North Dakota to testify against federal hydraulic fracturing rules
Officials from the state of North Dakota will be in a Wyoming District court on June 23 attempting to obtain a preliminary injunction to prohibit new Bureau of Land Management hydraulic fracturing rules from taking effect. North Dakota entered a lawsuit initiated by the state of Wyoming against BLM in late March for overstepping the agency’s regulatory bounds in regard to hydraulic fracturing. BLM issued the new rules March 20 that would require companies that drill for oil and natural gas on federal and tribal to disclose chemicals used in their operations, and give BLM authority over the supply and disposal of water used in fracking.

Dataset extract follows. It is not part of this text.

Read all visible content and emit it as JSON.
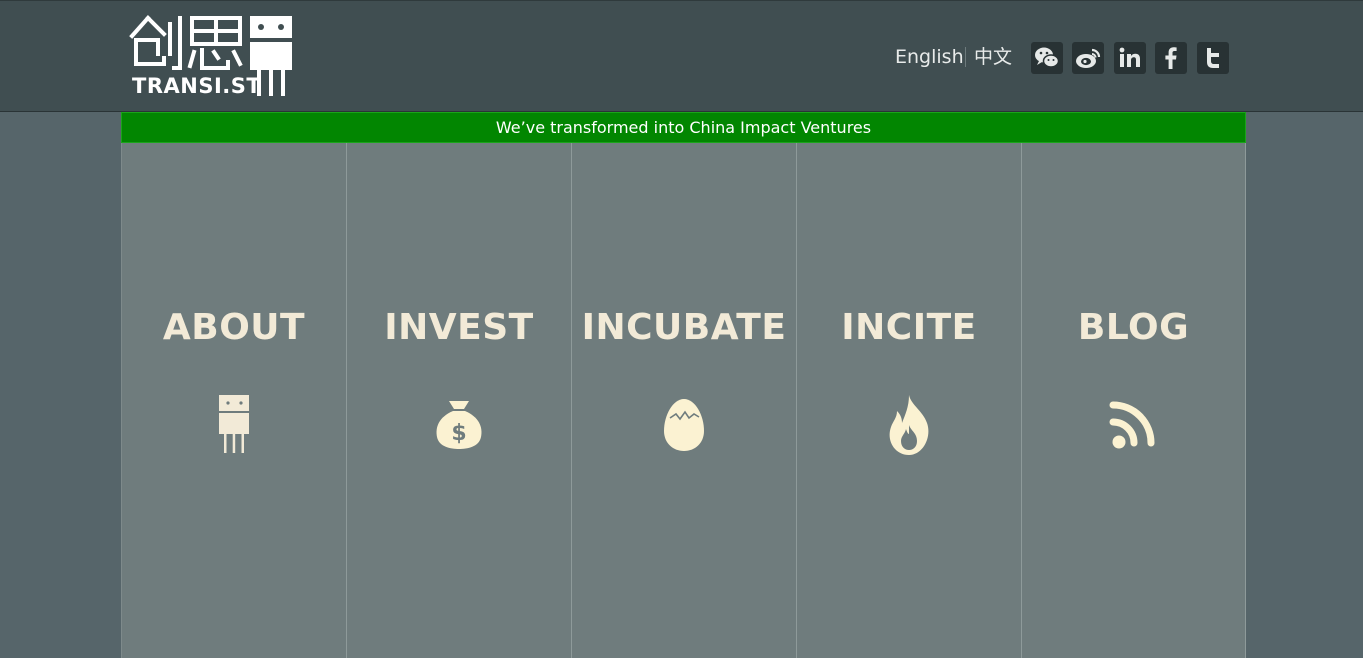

North Dakota Attorney General Wayne Stenehjem contends that BLM is usurping the authority given to the states. He told the state’s Industrial Commission June 10 that the federal rules are duplicate or in some cases even weaker that North Dakota’s. For instance, the state made open waste pits illegal at well sites but federal rules permit them. The BLM rules are set to take effect on June 24.
Stenehjem and the state’s Department of Mineral Resources Director Lynn Helms plan to attend the hearing in Casper that is anticipated to take six hours. The new rules would impact 40 percent of the state’s 1.2 million barrels of daily oil production on 32 percent of all Bakken/Three Forks spacing units.